Court: Motorola can't enforce essential patents against Apple

The Karlsruhe Higher Regional Court says Motorola Mobility cannot use its standard, essential patents to block iPhone or iPad sales in Germany.

Apple just scored an important victory in its ongoing patent battle with Motorola Mobility.

The Karlsruhe Higher Regional Court earlier today ruled that Motorola Mobility will not be allowed to enforce its standard, essential patents against Apple in Germany as long as the companies are engaged in an appeal to an earlier ruling. FOSS Patents was the first to report on the development.

An Apple spokeswoman today directed CNET to an earlier statement the company made, claiming Motorola Mobility is abusing the patent system.

"Motorola repeatedly refuses to license this patent to Apple on reasonable terms, despite having declared it an industry standard patent," the spokeswoman said. "We think it's an abuse of the patent system to use a standards essential patent to block the import and sale of a competitor's product, and Apple has never used standards essential patents in that way."
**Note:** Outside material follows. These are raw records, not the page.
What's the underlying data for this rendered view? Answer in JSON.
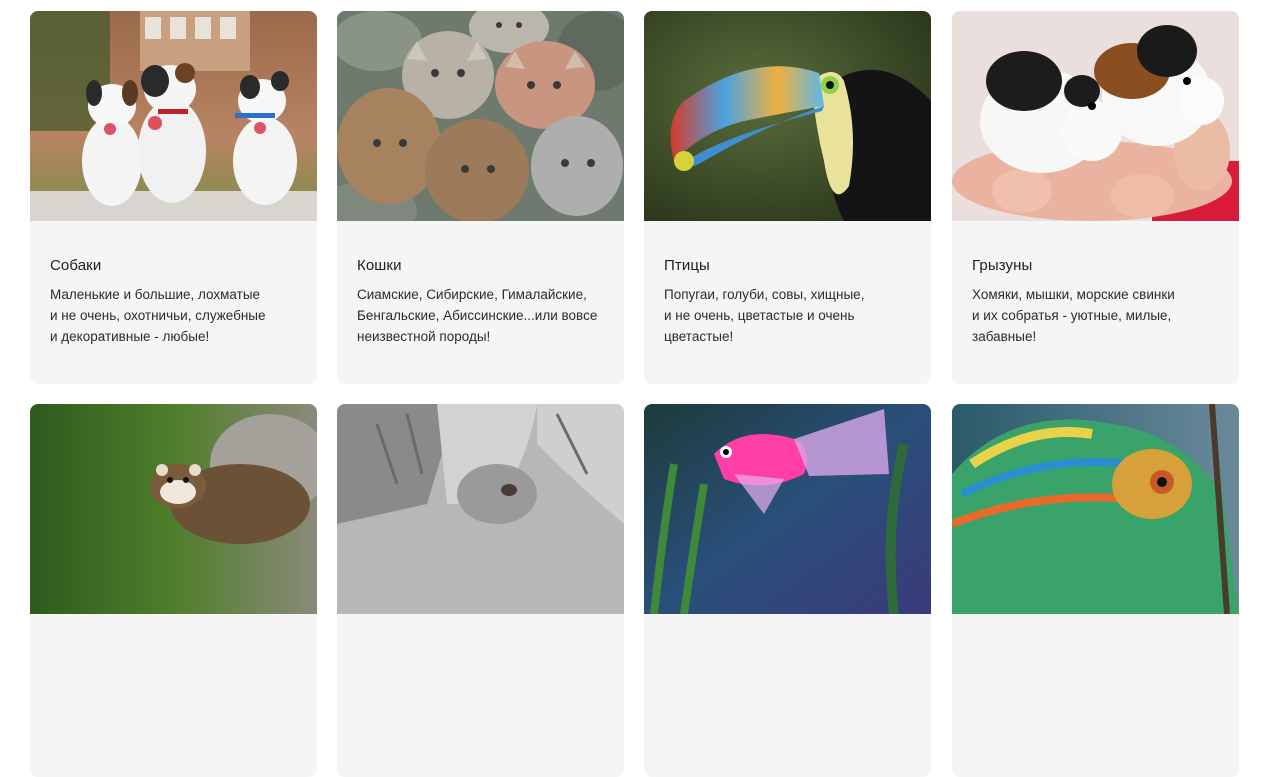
{
  "categories": [
    {
      "title": "Собаки",
      "desc": [
        "Маленькие и большие, лохматые",
        "и не очень, охотничьи, служебные",
        "и декоративные - любые!"
      ],
      "image": "puppies-photo"
    },
    {
      "title": "Кошки",
      "desc": [
        "Сиамские, Сибирские, Гималайские,",
        "Бенгальские, Абиссинские...или вовсе",
        "неизвестной породы!"
      ],
      "image": "painted-cat-stones-photo"
    },
    {
      "title": "Птицы",
      "desc": [
        "Попугаи, голуби, совы, хищные,",
        "и не очень, цветастые и очень",
        "цветастые!"
      ],
      "image": "toucan-photo"
    },
    {
      "title": "Грызуны",
      "desc": [
        "Хомяки, мышки, морские свинки",
        "и их собратья - уютные, милые,",
        "забавные!"
      ],
      "image": "guinea-pigs-photo"
    },
    {
      "image": "ferret-photo"
    },
    {
      "image": "horse-photo"
    },
    {
      "image": "aquarium-fish-photo"
    },
    {
      "image": "chameleon-photo"
    }
  ]
}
The prior ruling came down earlier this month when a German court determined that Apple's iPhone and iPad violated Motorola's 3G patents and must be taken off store shelves. However, those patents are standard, essential patents subject to FRAND (fair, reasonable, and nondiscriminatory) licensing . FRAND-based patents are those that have become industry standards. The companies that own them must offer them for a fair rate or face regulatory backlash.

Following the ruling, Apple appealed the decision to a German court, saying that Motorola did not try to license the 3G patents on fair terms. The appeal quickly brought the devices back to German store shelves.

"Apple appealed this ruling because Motorola repeatedly refuses to license this patent to Apple on reasonable terms, despite having declared it an industry standard patent seven years ago," an Apple spokeswoman told CNET at the time.

Motorola wouldn't comment on the negotiations it may have conducted with Apple. The company instead focused its statement on the earlier ruling.

"We are pleased that the Mannheim court has recognized the importance of our intellectual property and granted an enforceable injunction in Germany against Apple Sales International," a Motorola spokeswoman said. "Although the enforcement of the injunction has been temporarily suspended, Motorola Mobility will continue to pursue its claims against Apple."

Today's ruling gives Apple a reprieve against potential bans on its products. It also means Motorola might have an exceedingly difficult time getting Apple products banned unless they're based on alleged violation of nonessential patents.

That happened last week when Apple was forced to turn off push e-mail in both iCloud and MobileMe in Germany . The move followed a German court's ruling, saying that Apple's push e-mail technology violated a patent Motorola holds. Apple claims the Motorola patent is "invalid and is appealing the decision."

But it's Motorola's FRAND licensing that has been the subject of much debate. Apple has argued time and again that Motorola does not license on fair terms, and last week, Microsoft filed a formal complaint with the European Commission making the same argument.

"In legal proceedings on both sides of the Atlantic, Motorola is demanding that Microsoft take its products off the market, or else remove their standards-based ability to play video and connect wirelessly," Microsoft vice president and deputy general counsel Dave Heiner wrote in a blog post last week. "The only basis for these actions is that these products implement industry standards, on which Motorola claims patents. Yet when the industry adopted these standards, we all were counting on Motorola and every contributor to live up to their promises."

Heiner said that Motorola, which holds 50 patents related to the video standard H.264, forces Microsoft to pay $22.50 in royalties for each $1,000 laptop. The 29 other companies that hold essential H.264 patents charge Microsoft just "2 cents for use of more than 2,300 patents," Heiner claims.

Motorola did not immediately respond to CNET's request for comment.

Update 10:26 a.m. PT to include Apple's comment.